Sherlock avait battu en retraite comme s'il avait été brûlé, et l'estomac de John se noua de confusion. Il semblait qu'il ratait quelque chose – comme s'il avait juste été pris de court par la promesse de chaque maudite chose qu'il voulait – mais il y avait un genre d'embrouille dont il n'était pas conscient.

Il dit presque quelque chose, verbalisa presque les questions sans fin dans sa tête, mais la prudence le retint. John ne pensait pas avoir tort, mais la possibilité persistait, et s'il se méprenait alors lâcher 'Est-ce que je te plais ?' comme un adolescent oblitérerait probablement tout ce qu'ils avaient. Au pire Sherlock le regarderait à sa manière de 'les humains sont étranges' tandis que la proximité qu'ils partageaient deviendrait un gouffre.

Au mieux...

Par le Christ.

"John ?"

Il cligna des yeux, réalisant que Sherlock lui tendait une tasse de thé. De la vapeur sortait en volutes du bord, dansant dans l'air de l'appartement, et John murmura une excuse, essayant de lire un indice de quoi que ce soit dans l'expression de Sherlock alors qu'il prenait le mug, mais c'était comme si ça n'était jamais arrivé. Il n'y avait pas de vulnérabilité, pas d'incertitude, juste un peu de perplexité, comme s'il pensait que John était celui qui se comportait bizarrement.

John remarqua que lorsque Sherlock se rassit, il garda un peu d'espace entre eux. Pas beaucoup, juste l'espace d'une main environ, mais cela attira quand même l'attention de John. Une partie de lui voulait à nouveau se rapprocher et voir ce qui arrivait, mais il se retint par la force, se concentrant sur le tourbillon laiteux de son thé alors que son esprit cherchait des réponses.

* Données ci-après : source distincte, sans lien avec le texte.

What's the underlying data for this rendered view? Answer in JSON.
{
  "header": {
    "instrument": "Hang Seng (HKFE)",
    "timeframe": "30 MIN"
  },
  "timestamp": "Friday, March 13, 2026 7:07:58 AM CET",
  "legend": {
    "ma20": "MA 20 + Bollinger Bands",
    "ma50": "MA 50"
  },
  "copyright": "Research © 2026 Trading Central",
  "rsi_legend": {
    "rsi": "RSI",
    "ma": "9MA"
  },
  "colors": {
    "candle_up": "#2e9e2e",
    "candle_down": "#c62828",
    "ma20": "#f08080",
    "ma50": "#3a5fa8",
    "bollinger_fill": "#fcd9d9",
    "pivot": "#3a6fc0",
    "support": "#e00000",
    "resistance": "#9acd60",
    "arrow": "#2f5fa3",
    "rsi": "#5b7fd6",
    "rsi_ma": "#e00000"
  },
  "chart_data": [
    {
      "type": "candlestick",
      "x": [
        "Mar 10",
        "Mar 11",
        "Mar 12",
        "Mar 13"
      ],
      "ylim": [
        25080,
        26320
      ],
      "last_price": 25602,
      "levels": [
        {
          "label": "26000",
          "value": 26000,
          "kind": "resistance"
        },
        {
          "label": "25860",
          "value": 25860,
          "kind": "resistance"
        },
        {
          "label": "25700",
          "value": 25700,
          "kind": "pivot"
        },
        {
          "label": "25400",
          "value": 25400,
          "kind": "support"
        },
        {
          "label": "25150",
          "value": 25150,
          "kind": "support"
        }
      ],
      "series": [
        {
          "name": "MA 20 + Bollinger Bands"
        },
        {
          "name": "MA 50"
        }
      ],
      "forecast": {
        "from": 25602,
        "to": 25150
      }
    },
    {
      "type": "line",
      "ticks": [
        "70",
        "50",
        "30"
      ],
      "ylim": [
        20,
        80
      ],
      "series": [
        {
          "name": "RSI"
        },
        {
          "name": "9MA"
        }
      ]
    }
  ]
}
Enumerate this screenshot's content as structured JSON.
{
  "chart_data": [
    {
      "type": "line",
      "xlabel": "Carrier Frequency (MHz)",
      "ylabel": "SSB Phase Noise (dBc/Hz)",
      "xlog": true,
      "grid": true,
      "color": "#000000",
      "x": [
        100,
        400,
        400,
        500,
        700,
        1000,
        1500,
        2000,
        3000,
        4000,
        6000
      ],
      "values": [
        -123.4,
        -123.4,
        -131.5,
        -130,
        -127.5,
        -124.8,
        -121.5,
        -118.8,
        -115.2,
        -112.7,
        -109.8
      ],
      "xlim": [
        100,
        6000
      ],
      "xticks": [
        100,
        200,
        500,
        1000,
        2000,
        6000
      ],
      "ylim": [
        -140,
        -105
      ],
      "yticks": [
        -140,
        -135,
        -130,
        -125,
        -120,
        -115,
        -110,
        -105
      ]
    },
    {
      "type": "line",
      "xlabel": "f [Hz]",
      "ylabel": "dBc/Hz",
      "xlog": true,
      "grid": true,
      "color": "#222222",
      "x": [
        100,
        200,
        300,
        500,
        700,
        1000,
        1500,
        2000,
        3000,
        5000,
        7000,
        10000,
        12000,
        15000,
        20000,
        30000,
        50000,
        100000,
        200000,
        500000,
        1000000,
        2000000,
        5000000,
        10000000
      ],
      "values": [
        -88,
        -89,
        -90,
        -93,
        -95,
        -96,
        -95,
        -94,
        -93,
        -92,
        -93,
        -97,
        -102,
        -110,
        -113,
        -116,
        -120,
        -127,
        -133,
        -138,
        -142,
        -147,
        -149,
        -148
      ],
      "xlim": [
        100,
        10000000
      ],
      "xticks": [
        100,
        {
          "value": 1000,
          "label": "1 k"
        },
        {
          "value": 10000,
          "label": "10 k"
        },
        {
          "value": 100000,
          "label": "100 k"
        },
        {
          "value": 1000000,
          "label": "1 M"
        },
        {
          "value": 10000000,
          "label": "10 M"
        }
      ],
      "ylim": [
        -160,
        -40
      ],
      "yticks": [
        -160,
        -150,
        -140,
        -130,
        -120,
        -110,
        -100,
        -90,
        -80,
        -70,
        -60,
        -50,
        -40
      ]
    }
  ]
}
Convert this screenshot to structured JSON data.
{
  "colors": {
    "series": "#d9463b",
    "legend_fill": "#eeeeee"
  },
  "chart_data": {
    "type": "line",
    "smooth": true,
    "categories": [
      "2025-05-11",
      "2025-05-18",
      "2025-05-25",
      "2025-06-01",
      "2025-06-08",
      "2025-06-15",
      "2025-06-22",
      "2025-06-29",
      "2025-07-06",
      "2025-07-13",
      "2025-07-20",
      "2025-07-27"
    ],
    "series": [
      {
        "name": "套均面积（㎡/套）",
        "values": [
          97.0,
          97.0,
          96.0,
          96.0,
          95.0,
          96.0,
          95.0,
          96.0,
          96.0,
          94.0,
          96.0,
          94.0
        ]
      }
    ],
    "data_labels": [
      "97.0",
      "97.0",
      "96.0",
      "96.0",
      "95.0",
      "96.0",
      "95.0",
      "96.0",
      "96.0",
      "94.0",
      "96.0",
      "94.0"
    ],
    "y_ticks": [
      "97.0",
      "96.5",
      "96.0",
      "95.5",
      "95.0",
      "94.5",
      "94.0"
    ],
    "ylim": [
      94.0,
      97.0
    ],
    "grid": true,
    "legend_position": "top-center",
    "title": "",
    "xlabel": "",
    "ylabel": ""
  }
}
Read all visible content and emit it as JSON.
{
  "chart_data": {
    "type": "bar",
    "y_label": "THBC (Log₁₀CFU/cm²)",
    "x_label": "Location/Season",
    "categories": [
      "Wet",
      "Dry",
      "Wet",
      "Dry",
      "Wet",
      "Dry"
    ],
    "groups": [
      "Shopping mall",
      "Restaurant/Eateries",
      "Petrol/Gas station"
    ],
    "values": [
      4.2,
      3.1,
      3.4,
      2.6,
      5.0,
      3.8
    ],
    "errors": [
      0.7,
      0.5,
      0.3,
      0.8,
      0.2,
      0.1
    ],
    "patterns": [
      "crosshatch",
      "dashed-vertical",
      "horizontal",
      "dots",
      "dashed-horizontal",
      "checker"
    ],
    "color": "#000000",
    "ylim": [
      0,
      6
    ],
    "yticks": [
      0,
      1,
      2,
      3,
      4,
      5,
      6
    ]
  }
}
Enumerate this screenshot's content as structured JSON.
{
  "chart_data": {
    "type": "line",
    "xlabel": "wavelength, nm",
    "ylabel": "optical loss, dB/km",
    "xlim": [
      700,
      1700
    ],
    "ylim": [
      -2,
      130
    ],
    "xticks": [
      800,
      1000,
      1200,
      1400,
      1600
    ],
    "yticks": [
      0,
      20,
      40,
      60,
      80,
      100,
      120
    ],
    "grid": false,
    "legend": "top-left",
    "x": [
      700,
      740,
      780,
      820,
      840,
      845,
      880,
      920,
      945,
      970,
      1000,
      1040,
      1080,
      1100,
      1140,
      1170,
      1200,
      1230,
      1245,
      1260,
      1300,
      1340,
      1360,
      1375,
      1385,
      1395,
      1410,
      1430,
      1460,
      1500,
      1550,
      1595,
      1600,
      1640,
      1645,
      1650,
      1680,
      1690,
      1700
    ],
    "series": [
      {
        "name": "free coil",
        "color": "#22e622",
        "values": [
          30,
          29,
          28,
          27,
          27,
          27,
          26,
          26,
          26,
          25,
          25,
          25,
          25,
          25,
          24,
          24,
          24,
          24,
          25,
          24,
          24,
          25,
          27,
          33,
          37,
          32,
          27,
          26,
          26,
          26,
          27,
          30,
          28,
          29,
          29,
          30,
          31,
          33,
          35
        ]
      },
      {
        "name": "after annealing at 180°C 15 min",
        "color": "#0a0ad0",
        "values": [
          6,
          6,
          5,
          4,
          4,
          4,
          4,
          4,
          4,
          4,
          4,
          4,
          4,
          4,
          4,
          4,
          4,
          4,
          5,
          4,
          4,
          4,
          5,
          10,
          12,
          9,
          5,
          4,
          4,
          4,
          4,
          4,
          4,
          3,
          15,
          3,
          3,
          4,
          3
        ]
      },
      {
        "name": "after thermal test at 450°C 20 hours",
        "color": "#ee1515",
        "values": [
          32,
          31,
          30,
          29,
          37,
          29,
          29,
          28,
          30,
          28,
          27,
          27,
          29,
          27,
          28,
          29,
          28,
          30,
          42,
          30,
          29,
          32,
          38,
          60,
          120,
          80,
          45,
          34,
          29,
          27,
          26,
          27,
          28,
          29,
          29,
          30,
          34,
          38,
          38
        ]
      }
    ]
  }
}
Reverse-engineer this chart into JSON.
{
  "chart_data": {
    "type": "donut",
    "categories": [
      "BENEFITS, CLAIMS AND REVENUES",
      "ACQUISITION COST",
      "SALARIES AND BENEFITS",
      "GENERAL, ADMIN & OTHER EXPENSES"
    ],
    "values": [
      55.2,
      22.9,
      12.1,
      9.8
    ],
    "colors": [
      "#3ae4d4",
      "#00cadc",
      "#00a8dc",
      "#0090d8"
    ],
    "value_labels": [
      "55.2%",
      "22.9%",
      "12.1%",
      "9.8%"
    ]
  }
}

Il savait comment Sherlock suivait un problème. Il rassemblait des preuves et des données, essorant le monde jusqu'à ce qu'il ait renoncé à tous les faits possibles pour le jugement. Eh bien, Sherlock n'était pas le seul à pouvoir déduire. Peut-être que John ne pouvait pas dire où quelqu'un était allé par la boue sur leurs chaussures, mais il avait encore assez de cerveau pour savoir que ça requérait davantage d'étude.

Donc, se détendant dans les coussins du sofa, John enroula ses mains autour de son mug et commença à observer.

La peau blanche ressemblait à du lait contre la touche sombre de ce peignoir bleu, plus marquée par la rougeur élevée de la fièvre. Une touche d'ombre restait sous les yeux languides, mais il les avait vu bien pires. Les lèvres de Sherlock étaient serrées en une grimace alors qu'il zappait sur la chaîne des infos, son intelligence évidente dans le mouvement rapide de son regard alors qu'il assimilait tout. En surface, c'était comme si rien ne s'était passé – comme si John avait imaginé tout le truc.

Sauf que non, ce n'était pas exact. Sherlock était plus tendu que la normale, pas un affalement détendu de longs membres mais quelque chose d'enroulé plus serré. C'était à peine visible, mais John pouvait voir la ligne de son muscle sterno-cléido-mastoïdien se raidir sous sa peau : une corde d'arc de tension. Ses doigts étaient aussi serrés fort autour du mug de thé, que John réalisa tardivement que Sherlock ne devrait probablement pas boire.

Donc, nerveux alors ? Incertain, ce qui était franchement inédit pour Sherlock, mais alors peut-être que c'était une de ces rares choses qu'il ne pouvait pas déduire avec un vrai niveau d'exactitude. Malgré sa tendance inquiétante à répondre aux questions avant qu'elles ne soient formulées, Sherlock ne pouvait en fait pas lire les esprits. Il n'avait probablement aucune idée de ce que John ressentait, ou aucune idée que quelque désir qu'il puisse ressentir était certainement réciproque.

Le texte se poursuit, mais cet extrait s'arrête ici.